I think limiting her social interactions to her immediate family has caused her increased need to control us and to feel that she's in control. I understand everyone has a different personality, and some may just be introvert. But while my mum may be an introvert, how she behaves around us, I think, indicates an "overflowing" energy that would have not been there had she spent time outside the family,

It is affecting me not just during the limited hours I do spend with her, but also because it's really turned "motherhood" off for me.

I fear I'll end up like her, catering only to the immediate family even when the kids are in their 40s, and 50s, and treating them like kids.
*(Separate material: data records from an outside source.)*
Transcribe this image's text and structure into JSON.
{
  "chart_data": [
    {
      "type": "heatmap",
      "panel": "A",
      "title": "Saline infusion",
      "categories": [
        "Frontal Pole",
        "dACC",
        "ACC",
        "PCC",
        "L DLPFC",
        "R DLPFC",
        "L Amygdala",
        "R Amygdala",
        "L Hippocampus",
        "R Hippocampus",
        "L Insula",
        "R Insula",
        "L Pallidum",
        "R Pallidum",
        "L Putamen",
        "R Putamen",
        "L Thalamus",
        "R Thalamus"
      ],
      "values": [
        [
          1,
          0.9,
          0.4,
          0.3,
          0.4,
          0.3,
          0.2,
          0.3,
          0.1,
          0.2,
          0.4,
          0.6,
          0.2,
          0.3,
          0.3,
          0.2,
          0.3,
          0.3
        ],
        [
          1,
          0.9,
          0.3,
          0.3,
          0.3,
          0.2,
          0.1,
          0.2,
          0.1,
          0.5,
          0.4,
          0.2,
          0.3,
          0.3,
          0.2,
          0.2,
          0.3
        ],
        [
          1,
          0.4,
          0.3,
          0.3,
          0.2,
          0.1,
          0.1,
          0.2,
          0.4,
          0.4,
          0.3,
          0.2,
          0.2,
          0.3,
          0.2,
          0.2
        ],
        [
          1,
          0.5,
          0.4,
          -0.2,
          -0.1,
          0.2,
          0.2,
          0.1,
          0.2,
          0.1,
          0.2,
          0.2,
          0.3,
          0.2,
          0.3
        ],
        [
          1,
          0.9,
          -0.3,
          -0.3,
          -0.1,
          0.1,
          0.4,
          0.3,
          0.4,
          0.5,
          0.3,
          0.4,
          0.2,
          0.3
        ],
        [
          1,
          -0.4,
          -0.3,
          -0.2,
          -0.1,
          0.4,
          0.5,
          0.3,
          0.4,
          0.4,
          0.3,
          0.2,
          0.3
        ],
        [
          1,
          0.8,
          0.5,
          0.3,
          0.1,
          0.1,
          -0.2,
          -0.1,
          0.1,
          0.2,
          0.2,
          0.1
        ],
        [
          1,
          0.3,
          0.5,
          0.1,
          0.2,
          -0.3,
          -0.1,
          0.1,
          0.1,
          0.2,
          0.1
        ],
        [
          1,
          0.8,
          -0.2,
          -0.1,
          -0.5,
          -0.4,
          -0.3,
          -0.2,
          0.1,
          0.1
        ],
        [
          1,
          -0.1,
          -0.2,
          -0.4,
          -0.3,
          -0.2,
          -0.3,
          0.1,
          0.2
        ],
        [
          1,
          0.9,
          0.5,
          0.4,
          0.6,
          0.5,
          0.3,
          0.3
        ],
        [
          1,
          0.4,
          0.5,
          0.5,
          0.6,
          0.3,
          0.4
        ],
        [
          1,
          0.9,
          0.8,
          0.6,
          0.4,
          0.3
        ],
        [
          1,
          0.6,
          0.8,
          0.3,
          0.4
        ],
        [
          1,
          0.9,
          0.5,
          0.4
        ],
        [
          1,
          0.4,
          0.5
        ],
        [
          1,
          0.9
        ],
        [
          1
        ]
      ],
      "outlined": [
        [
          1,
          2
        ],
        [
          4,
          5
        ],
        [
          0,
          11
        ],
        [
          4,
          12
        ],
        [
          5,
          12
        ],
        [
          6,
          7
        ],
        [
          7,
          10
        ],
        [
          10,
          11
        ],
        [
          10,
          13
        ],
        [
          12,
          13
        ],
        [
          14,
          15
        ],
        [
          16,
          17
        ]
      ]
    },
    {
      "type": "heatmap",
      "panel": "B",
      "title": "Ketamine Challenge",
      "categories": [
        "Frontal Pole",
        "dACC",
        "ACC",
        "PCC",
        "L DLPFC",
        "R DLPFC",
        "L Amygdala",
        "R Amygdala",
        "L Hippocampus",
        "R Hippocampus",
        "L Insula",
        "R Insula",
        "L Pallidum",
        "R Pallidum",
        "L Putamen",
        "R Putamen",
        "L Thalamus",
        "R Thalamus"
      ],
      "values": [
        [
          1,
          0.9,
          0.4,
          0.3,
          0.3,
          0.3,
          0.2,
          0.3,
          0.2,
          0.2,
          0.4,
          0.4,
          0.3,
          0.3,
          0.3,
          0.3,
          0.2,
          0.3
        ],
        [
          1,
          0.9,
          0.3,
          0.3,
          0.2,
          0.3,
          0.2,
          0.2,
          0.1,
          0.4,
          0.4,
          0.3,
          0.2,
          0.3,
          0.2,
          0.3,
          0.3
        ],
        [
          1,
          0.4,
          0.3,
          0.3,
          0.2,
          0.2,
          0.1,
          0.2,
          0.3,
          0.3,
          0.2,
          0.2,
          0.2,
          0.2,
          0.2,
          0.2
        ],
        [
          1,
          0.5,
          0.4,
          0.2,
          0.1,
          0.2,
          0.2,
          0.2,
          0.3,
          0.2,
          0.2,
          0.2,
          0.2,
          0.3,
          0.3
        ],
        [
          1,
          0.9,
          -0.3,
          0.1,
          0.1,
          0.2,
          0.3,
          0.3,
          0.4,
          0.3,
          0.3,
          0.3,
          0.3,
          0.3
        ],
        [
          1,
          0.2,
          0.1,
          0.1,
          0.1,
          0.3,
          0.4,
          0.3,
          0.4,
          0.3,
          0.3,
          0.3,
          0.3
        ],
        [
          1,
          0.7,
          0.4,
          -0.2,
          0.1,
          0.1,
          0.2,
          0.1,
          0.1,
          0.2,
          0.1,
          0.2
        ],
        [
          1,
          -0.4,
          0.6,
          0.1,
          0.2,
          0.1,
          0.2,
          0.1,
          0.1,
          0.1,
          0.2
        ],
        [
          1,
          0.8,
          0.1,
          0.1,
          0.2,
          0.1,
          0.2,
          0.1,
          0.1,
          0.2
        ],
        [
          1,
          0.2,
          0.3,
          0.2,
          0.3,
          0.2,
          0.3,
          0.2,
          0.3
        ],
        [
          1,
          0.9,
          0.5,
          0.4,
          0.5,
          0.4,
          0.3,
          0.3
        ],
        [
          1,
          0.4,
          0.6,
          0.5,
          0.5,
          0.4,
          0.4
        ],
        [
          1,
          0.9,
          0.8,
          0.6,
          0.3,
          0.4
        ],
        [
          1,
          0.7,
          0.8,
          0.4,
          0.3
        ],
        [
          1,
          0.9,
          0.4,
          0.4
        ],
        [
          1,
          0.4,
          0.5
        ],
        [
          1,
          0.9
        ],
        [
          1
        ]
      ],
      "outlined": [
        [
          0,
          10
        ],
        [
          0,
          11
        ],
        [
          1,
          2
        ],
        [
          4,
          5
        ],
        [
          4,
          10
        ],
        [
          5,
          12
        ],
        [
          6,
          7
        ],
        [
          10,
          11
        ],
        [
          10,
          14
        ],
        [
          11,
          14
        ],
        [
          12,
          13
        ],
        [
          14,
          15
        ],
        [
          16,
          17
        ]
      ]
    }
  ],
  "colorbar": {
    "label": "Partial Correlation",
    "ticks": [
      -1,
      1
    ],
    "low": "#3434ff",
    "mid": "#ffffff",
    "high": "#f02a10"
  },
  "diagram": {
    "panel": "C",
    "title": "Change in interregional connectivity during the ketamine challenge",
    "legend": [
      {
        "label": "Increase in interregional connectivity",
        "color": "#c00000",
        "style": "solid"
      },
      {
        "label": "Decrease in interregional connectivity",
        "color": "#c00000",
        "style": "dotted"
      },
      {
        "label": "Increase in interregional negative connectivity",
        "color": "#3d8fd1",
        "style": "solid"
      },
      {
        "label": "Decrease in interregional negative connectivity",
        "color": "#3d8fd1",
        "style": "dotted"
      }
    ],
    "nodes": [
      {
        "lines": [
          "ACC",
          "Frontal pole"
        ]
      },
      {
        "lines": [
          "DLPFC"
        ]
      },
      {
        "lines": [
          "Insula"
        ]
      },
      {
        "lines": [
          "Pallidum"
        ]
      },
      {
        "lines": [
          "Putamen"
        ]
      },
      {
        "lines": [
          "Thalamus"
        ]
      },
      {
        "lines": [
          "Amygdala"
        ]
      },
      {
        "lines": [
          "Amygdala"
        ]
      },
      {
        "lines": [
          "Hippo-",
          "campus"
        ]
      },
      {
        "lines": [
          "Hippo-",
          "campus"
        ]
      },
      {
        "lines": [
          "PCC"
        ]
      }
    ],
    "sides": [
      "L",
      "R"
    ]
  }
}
She has a professional degree, and if she chose to keep working, she would have been a top 10-20% earner. In a way this makes it all the more sadder, because she's using her energy in, in my opinion, a wrong way that affects me directly.

Anyway, just curious, if you have 0 social life outside of your immediate family, why have you kept it this way?

OP posts:
vincettenoir · 17/06/2025 18:31

I can’t answer your direct Q because I have an active social life. But I wouldn’t be scared that you’ll end up that way. It sounds like you see this as an unhealthy way to live so it seems very unlikely to me that you would choose it, if you became a mother.

Btw my mum sounds similar to yours and now I have a family it hasn’t led to me abandoning my social life/ work etc. Also this would be a far more unusual thing to do by modern standards and is more common for older woman who often married young and had dinner on the table for husbands when they came home from work.